World War II and the Holocaust

World War II and the Holocaust (1940–1945)

Nazi Occupation and Anti-Jewish Measures

When Nazi Germany invaded Belgium on May 10, 1940, Antwerp was home to one of the largest Jewish communities in Western Europe, with approximately 50,000–55,000 Jews living in the city. Many were immigrants or refugees from Eastern and Central Europe, and only a minority held Belgian citizenship.

Couple wearing yellow stars
Wearing the Yellow Star

Under German occupation, anti-Jewish legislation was implemented rapidly. Jews were required to register, were excluded from numerous professions, and had businesses confiscated or “Aryanized.” In 1942, Jews were forced to wear the yellow Star of David. Restrictions on movement, employment, and public life intensified as the occupation progressed.
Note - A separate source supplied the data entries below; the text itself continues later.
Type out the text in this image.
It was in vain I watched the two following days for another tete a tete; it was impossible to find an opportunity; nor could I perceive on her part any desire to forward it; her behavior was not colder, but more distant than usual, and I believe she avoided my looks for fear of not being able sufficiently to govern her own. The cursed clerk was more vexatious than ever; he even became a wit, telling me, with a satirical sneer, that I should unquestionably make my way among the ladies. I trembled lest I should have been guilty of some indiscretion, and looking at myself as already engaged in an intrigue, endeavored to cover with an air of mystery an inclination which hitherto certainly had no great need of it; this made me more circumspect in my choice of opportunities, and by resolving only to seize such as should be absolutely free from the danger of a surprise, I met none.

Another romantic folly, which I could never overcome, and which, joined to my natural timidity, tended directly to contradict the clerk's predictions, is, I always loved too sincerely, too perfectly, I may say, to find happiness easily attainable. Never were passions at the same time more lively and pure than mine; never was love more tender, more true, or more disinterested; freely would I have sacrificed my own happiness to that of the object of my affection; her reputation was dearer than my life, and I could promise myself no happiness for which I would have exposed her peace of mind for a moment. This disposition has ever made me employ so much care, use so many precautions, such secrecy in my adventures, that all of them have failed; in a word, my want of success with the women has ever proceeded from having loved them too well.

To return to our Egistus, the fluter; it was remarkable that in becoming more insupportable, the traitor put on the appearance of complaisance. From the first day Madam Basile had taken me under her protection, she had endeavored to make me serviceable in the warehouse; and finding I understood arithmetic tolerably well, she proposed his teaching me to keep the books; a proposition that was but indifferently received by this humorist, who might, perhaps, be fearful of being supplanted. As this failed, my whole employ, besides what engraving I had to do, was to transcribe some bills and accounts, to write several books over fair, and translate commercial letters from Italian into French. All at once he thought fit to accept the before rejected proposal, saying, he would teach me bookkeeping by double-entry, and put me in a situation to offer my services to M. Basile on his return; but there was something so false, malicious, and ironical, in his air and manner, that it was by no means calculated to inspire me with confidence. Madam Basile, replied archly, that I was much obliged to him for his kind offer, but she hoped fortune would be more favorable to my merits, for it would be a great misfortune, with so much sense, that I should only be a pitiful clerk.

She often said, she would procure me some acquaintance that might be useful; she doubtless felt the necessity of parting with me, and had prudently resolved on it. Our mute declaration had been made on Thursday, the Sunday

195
The Antwerp Pogrom (April 1941)

On 14 April 1941, violent anti-Jewish riots erupted in Antwerp in what became known as the Antwerp Pogrom. The violence followed the screening of the antisemitic Nazi propaganda film Der Ewige Jude (“The Eternal Jew”). After the film, members of collaborationist and far-right groups, including activists associated with the VNV (Flemish National Union), marched into Jewish neighborhoods and carried out coordinated attacks.

Destruction in Antwerp
Destruction in Antwerp

Synagogues were vandalized and burned, Torah scrolls were desecrated, Jewish homes and businesses were looted, and individuals were assaulted in the streets. The residence of Antwerp’s Chief Rabbi, Marcus Rottenberg, was also attacked. The violence occurred in the presence of German occupation authorities and marked a significant escalation in anti-Jewish persecution in the city.
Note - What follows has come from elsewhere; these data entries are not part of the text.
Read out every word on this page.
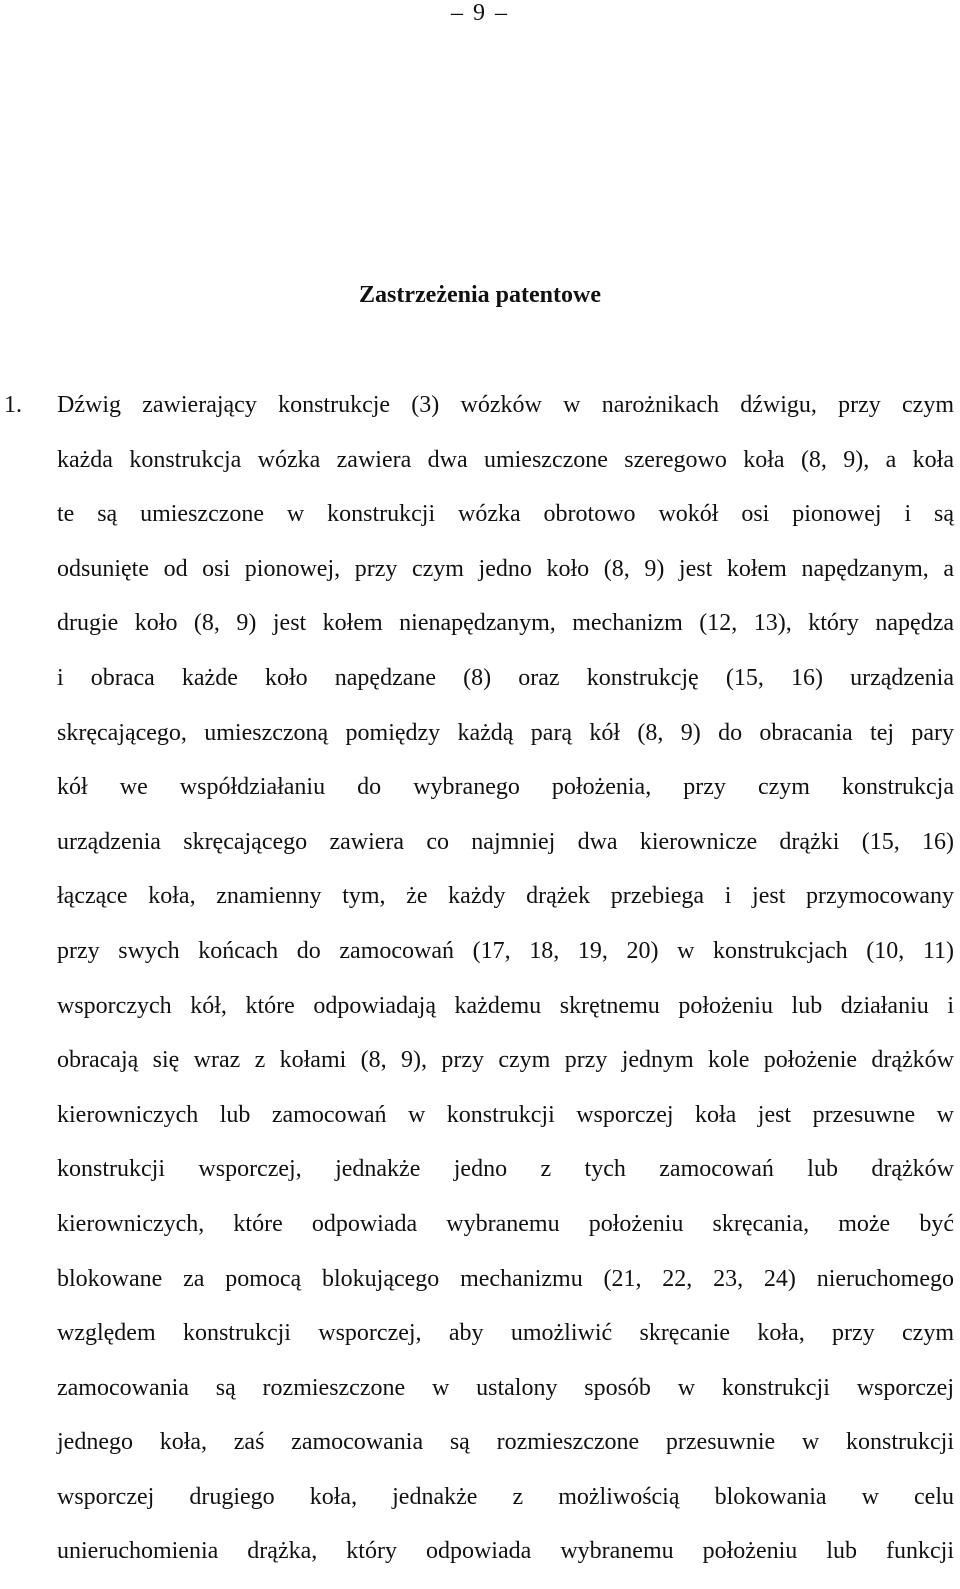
– 9 –
Zastrzeżenia patentowe
1. Dźwig zawierający konstrukcje (3) wózków w narożnikach dźwigu, przy czym
każda konstrukcja wózka zawiera dwa umieszczone szeregowo koła (8, 9), a koła
te są umieszczone w konstrukcji wózka obrotowo wokół osi pionowej i są
odsunięte od osi pionowej, przy czym jedno koło (8, 9) jest kołem napędzanym, a
drugie koło (8, 9) jest kołem nienapędzanym, mechanizm (12, 13), który napędza
i obraca każde koło napędzane (8) oraz konstrukcję (15, 16) urządzenia
skręcającego, umieszczoną pomiędzy każdą parą kół (8, 9) do obracania tej pary
kół we współdziałaniu do wybranego położenia, przy czym konstrukcja
urządzenia skręcającego zawiera co najmniej dwa kierownicze drążki (15, 16)
łączące koła, znamienny tym, że każdy drążek przebiega i jest przymocowany
przy swych końcach do zamocowań (17, 18, 19, 20) w konstrukcjach (10, 11)
wsporczych kół, które odpowiadają każdemu skrętnemu położeniu lub działaniu i
obracają się wraz z kołami (8, 9), przy czym przy jednym kole położenie drążków
kierowniczych lub zamocowań w konstrukcji wsporczej koła jest przesuwne w
konstrukcji wsporczej, jednakże jedno z tych zamocowań lub drążków
kierowniczych, które odpowiada wybranemu położeniu skręcania, może być
blokowane za pomocą blokującego mechanizmu (21, 22, 23, 24) nieruchomego
względem konstrukcji wsporczej, aby umożliwić skręcanie koła, przy czym
zamocowania są rozmieszczone w ustalony sposób w konstrukcji wsporczej
jednego koła, zaś zamocowania są rozmieszczone przesuwnie w konstrukcji
wsporczej drugiego koła, jednakże z możliwością blokowania w celu
unieruchomienia drążka, który odpowiada wybranemu położeniu lub funkcji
Although mass deportations had not yet begun, the pogrom demonstrated the increasing vulnerability of Antwerp’s Jewish population and foreshadowed the systematic arrests and deportations that would follow the next year.

Raids and Deportations

Transport of arrested Jews
Transport of arrested Jews

Beginning in the summer of 1942, the persecution escalated into systematic deportations. Antwerp became a major site of large-scale round-ups (razzias), often carried out with the involvement of local police. During the night of 15–16 August 1942, the first major raid resulted in the arrest of approximately 845 Jews. They were transferred to the Dossin Barracks transit camp in Mechelen (Malines) and subsequently deported to Auschwitz-Birkenau.

Dossin Barracks Courtyard
Dossin Barracks Courtyard

Further raids followed in August and September 1942, leading to the arrest and deportation of thousands of Antwerp Jews. Between August 1942 and July 1944, 28 deportation convoys left from the Dossin Barracks, transporting more than 25,000 Jews from Belgium to extermination camps. Only a small fraction survived.

Antwerp’s Jewish community suffered particularly heavy losses. Due to the concentration of Jews in identifiable neighborhoods and the efficiency of deportation efforts, a higher percentage of Antwerp Jews were deported compared to the national average.
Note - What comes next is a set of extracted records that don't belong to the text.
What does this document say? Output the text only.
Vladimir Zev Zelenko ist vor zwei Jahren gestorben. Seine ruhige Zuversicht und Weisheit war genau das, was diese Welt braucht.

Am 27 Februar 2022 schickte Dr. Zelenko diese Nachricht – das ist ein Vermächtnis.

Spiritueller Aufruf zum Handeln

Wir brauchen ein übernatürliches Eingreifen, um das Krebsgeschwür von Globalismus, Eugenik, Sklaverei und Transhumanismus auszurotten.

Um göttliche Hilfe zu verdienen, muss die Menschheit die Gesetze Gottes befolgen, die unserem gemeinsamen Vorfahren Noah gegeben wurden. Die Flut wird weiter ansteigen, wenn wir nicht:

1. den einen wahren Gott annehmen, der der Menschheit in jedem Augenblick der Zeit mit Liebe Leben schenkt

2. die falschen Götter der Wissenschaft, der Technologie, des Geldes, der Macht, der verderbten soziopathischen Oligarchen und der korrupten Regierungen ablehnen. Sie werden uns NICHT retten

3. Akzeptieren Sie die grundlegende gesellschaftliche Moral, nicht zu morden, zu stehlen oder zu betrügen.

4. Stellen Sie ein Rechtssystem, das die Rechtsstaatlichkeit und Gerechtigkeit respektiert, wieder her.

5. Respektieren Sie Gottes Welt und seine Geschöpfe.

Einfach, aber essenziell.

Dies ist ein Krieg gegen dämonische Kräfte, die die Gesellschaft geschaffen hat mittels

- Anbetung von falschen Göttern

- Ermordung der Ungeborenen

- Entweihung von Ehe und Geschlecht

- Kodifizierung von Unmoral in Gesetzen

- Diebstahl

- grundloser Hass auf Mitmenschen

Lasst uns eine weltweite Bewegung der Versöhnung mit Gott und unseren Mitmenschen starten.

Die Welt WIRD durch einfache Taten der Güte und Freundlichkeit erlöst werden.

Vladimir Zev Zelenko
Hiding, Resistance, and Survival

Not all Jews were deported. Some managed to flee Belgium before the mass arrests began, particularly during the early months of the occupation. Antwerp, as a major port city, had long served as a point of emigration, and a number of Jewish refugees sought visas to the United States, British Mandate Palestine, and several Latin American countries, including Cuba. While Cuba was not a primary destination for Antwerp’s Jewish population, a small number of Antwerp-linked refugees and diamond merchants established themselves there, reflecting the wider dispersion of the city’s prewar commercial networks. Others escaped over land through France and Spain to neutral countries such as Switzerland or Portugal. However, once borders tightened and deportations intensified from 1942 onward, opportunities for escape became extremely limited.

Acts of resistance in Belgium included efforts to disrupt deportations, most notably the April 1943 attack on the Twentieth Convoy, during which resistance members helped free Jewish deportees from a transport train.

Liberation

Antwerp was liberated by Allied forces on September 4, 1944. By that time, the once-thriving Jewish community had been devastated. The majority of Antwerp’s Jews had been deported and murdered. Survivors returned to a city where homes, businesses, and communal institutions had often been confiscated or destroyed.

References

  • Schmidt, E. (1994). Geschiedenis van de Joden in Antwerpen. Antwerpen: Excelsior.
  • Michman, D. (1998). Belgium and the Holocaust: Jews, Belgians, Germans. Jerusalem: Yad Vashem.
  • Saerens, L. (2000). Vreemdelingen in een wereldstad: een geschiedenis van Antwerpen en zijn joodse bevolking (1880-1944). Tielt: Lannoo.
  • Vromen, S. (2008). Hidden Children of the Holocaust: Belgian Nuns and their Daring Rescue of Young Jews from the Nazis. Oxford University Press.